= Generalized Kac–Moody algebra =

Lie algebra with imaginary simple roots

In mathematics, a generalized Kac–Moody algebra is a Lie algebra that is similar to a Kac–Moody algebra, except that it is allowed to have imaginary simple roots.
Generalized Kac–Moody algebras are also sometimes called GKM algebras, Borcherds–Kac–Moody algebras, BKM algebras, or Borcherds algebras. The best known example is the monster Lie algebra.

== Motivation ==
Finite-dimensional semisimple Lie algebras have the following properties:
- They have a nondegenerate symmetric invariant bilinear form (,).
- They have a grading such that the degree zero piece (the Cartan subalgebra) is abelian.
- They have a (Cartan) involution w.
- (a, w(a)) is positive if a is nonzero.

For example, for the algebras of n by n matrices of trace zero, the bilinear form is (a, b) = Trace(ab), the Cartan involution is given by minus the transpose, and the grading can be given by "distance from the diagonal" so that the Cartan subalgebra is the diagonal elements.

Conversely one can try to find all Lie algebras with these properties (and satisfying a few other technical conditions). The answer is that one gets sums of finite-dimensional and affine Lie algebras.

The monster Lie algebra satisfies a slightly weaker version of the conditions above:
(a, w(a)) is positive if a is nonzero and has nonzero degree, but may be negative when a has degree zero. The Lie algebras satisfying these weaker conditions are more or less generalized Kac–Moody algebras.
They are essentially the same as algebras given by certain generators and relations (described below).

Informally, generalized Kac–Moody algebras are the Lie algebras that behave like finite-dimensional semisimple Lie algebras. In particular they have a Weyl group, Weyl character formula, Cartan subalgebra, roots, weights, and so on.

== Definition ==
A symmetrized Cartan matrix is a (possibly infinite) square matrix with entries $c_{ij}$ such that
- $c_{ij}=c_{ji}$
- $c_{ij}\le 0$ if $i\ne j$
- $2c_{ij}/c_{ii}$ is an integer if $c_{ii}>0.$

The universal generalized Kac–Moody algebra with given symmetrized Cartan matrix is defined by generators $e_i$ and $f_i$ and $h_i$ and relations
- $[e_i,f_j] = h_i$ if $i =j$, 0 otherwise
- $[h_i,e_j]= c_{ij}e_j$, $[h_i,f_j]=-c_{ij}f_j$
- $[e_i,[e_i,\ldots,[e_i,e_j]]]= [f_i,[f_i,\ldots,[f_i,f_j]]] = 0$ for $1-2c_{ij}/c_{ii}$ applications of $e_i$ or $f_i$ if $c_{ii}>0$
- $[e_i,e_j] = [f_i,f_j] = 0$ if $c_{ij} = 0.$

These differ from the relations of a (symmetrizable) Kac–Moody algebra mainly by allowing the diagonal entries of the Cartan matrix to be non-positive.
In other words, we allow simple roots to be imaginary, whereas in a Kac–Moody algebra simple roots are always real.

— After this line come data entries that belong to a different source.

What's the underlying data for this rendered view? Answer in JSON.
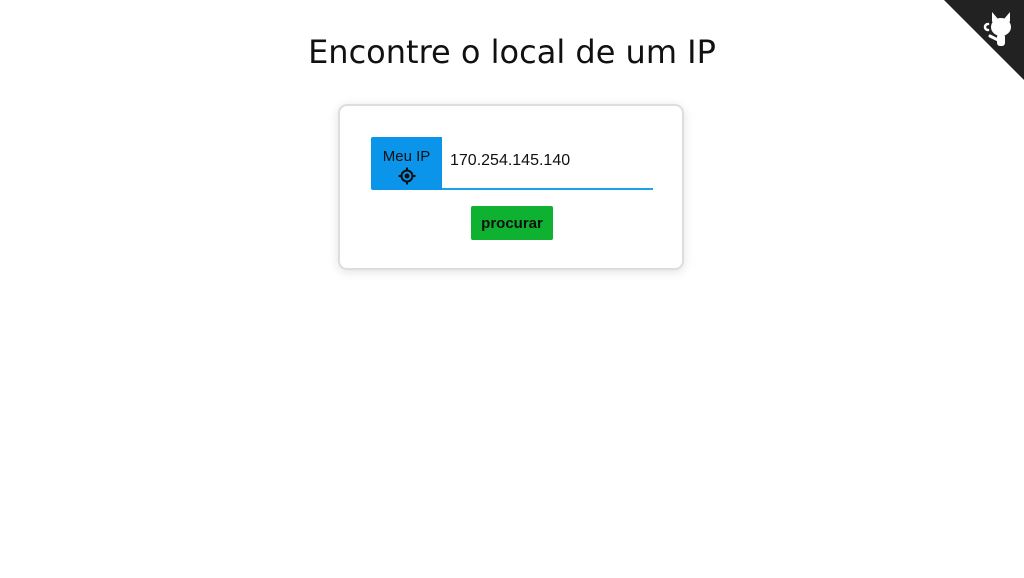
{
  "page": {
    "title": "Encontre o local de um IP"
  },
  "corner": {
    "icon": "github-octocat-icon",
    "background_color": "#222222",
    "icon_color": "#ffffff"
  },
  "form": {
    "my_ip_label": "Meu IP",
    "my_ip_icon": "target-icon",
    "ip_value": "170.254.145.140",
    "search_label": "procurar"
  },
  "colors": {
    "my_ip_button": "#0a94ea",
    "input_underline": "#1aa3e8",
    "search_button": "#0fb130"
  }
}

A generalized Kac–Moody algebra is obtained from a universal one by changing the Cartan matrix, by the operations of killing something in the center, or taking a central extension, or adding outer derivations.

Some authors give a more general definition by removing the condition that the Cartan matrix should be symmetric. Not much is known about these non-symmetrizable generalized Kac–Moody algebras, and there seem to be no interesting examples.

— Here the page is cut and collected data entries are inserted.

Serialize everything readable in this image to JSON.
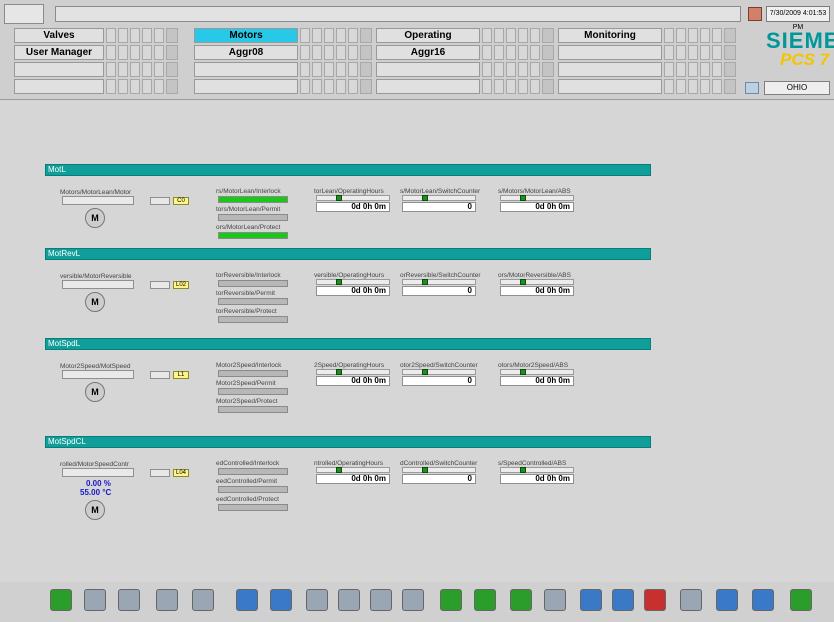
{
  "header": {
    "datetime": "7/30/2009 4:01:53 PM",
    "brand": "SIEMENS",
    "product": "PCS 7",
    "server": "OHIO"
  },
  "areas": {
    "row1": [
      "Valves",
      "Motors",
      "Operating",
      "Monitoring"
    ],
    "row2": [
      "User Manager",
      "Aggr08",
      "Aggr16",
      ""
    ]
  },
  "groups": [
    {
      "title": "MotL",
      "motor_tag": "Motors/MotorLean/Motor",
      "motor_label": "M",
      "alias_tag": "C0",
      "interlock": "rs/MotorLean/Interlock",
      "permit": "tors/MotorLean/Permit",
      "protect": "ors/MotorLean/Protect",
      "op_hours": "torLean/OperatingHours",
      "op_value": "0d  0h  0m",
      "switch": "s/MotorLean/SwitchCounter",
      "switch_value": "0",
      "abs": "s/Motors/MotorLean/ABS",
      "abs_value": "0d  0h  0m"
    },
    {
      "title": "MotRevL",
      "motor_tag": "versible/MotorReversible",
      "motor_label": "M",
      "alias_tag": "L02",
      "interlock": "torReversible/Interlock",
      "permit": "torReversible/Permit",
      "protect": "torReversible/Protect",
      "op_hours": "versible/OperatingHours",
      "op_value": "0d  0h  0m",
      "switch": "orReversible/SwitchCounter",
      "switch_value": "0",
      "abs": "ors/MotorReversible/ABS",
      "abs_value": "0d  0h  0m"
    },
    {
      "title": "MotSpdL",
      "motor_tag": "Motor2Speed/MotSpeed",
      "motor_label": "M",
      "alias_tag": "L1",
      "interlock": "Motor2Speed/Interlock",
      "permit": "Motor2Speed/Permit",
      "protect": "Motor2Speed/Protect",
      "op_hours": "2Speed/OperatingHours",
      "op_value": "0d  0h  0m",
      "switch": "otor2Speed/SwitchCounter",
      "switch_value": "0",
      "abs": "otors/Motor2Speed/ABS",
      "abs_value": "0d  0h  0m"
    },
    {
      "title": "MotSpdCL",
      "motor_tag": "rolled/MotorSpeedContr",
      "motor_label": "M",
      "alias_tag": "L04",
      "pct": "0.00 %",
      "temp": "55.00 °C",
      "interlock": "edControlled/Interlock",
      "permit": "eedControlled/Permit",
      "protect": "eedControlled/Protect",
      "op_hours": "ntrolled/OperatingHours",
      "op_value": "0d  0h  0m",
      "switch": "dControlled/SwitchCounter",
      "switch_value": "0",
      "abs": "s/SpeedControlled/ABS",
      "abs_value": "0d  0h  0m"
    }
  ],
  "toolbar": {
    "icons": [
      "start-icon",
      "key-icon",
      "folder-icon",
      "overview-icon",
      "trend-icon",
      "picture-tree-icon",
      "message-list-icon",
      "arrow-left-icon",
      "arrow-up-icon",
      "arrow-down-icon",
      "arrow-right-icon",
      "back-icon",
      "forward-icon",
      "select-picture-icon",
      "next-picture-icon",
      "print-icon",
      "save-icon",
      "delete-icon",
      "keyboard-icon",
      "help-icon",
      "horn-icon",
      "ack-icon"
    ],
    "colors": {
      "green": "#2a9d2a",
      "blue": "#3a78c8",
      "grey": "#9aa6b4",
      "red": "#c83030"
    }
  }
}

It is also possible to extend the definition to superalgebras.

== Structure ==
A generalized Kac–Moody algebra can be graded by giving e_{i} degree 1, f_{i} degree −1, and h_{i} degree 0.

The degree zero piece is an abelian subalgebra spanned by the elements h_{i} and is called the Cartan subalgebra.

== Properties ==
Most properties of generalized Kac–Moody algebras are straightforward extensions of the usual properties of (symmetrizable) Kac–Moody algebras.

- A generalized Kac–Moody algebra has an invariant symmetric bilinear form such that $(e_i,f_i)=1$.
- There is a character formula for highest weight modules, similar to the Weyl–Kac character formula for Kac–Moody algebras except that it has correction terms for the imaginary simple roots.

==Examples==
Most generalized Kac–Moody algebras are thought not to have distinguishing features. The interesting ones are of three types:
- Finite-dimensional semisimple Lie algebras.
- Affine Kac–Moody algebras
- Algebras with Lorentzian Cartan subalgebra whose denominator function is an automorphic form of singular weight.

There appear to be only a finite number of examples of the third type.
Two examples are the monster Lie algebra, acted on by the monster group and used in the monstrous moonshine conjectures, and the fake monster Lie algebra. There are similar examples associated to some of the other sporadic simple groups.

It is possible to find many examples of generalized Kac–Moody algebras using the following principle: anything that looks like a generalized Kac–Moody algebra is a generalized Kac–Moody algebra. More precisely, if a Lie algebra is graded by a Lorentzian lattice and has an invariant bilinear form and satisfies a few other easily checked technical conditions, then it is a generalized Kac–Moody algebra.
In particular one can use vertex algebras to construct a Lie algebra from any even lattice.
If the lattice is positive definite it gives a finite-dimensional semisimple Lie algebra, if it is positive semidefinite it gives an affine Lie algebra, and if it is Lorentzian it gives an algebra satisfying the conditions above that is therefore a generalized Kac–Moody algebra. When the lattice is the even 26 dimensional unimodular Lorentzian lattice the construction gives the fake monster Lie algebra; all other Lorentzian lattices seem to give uninteresting algebras.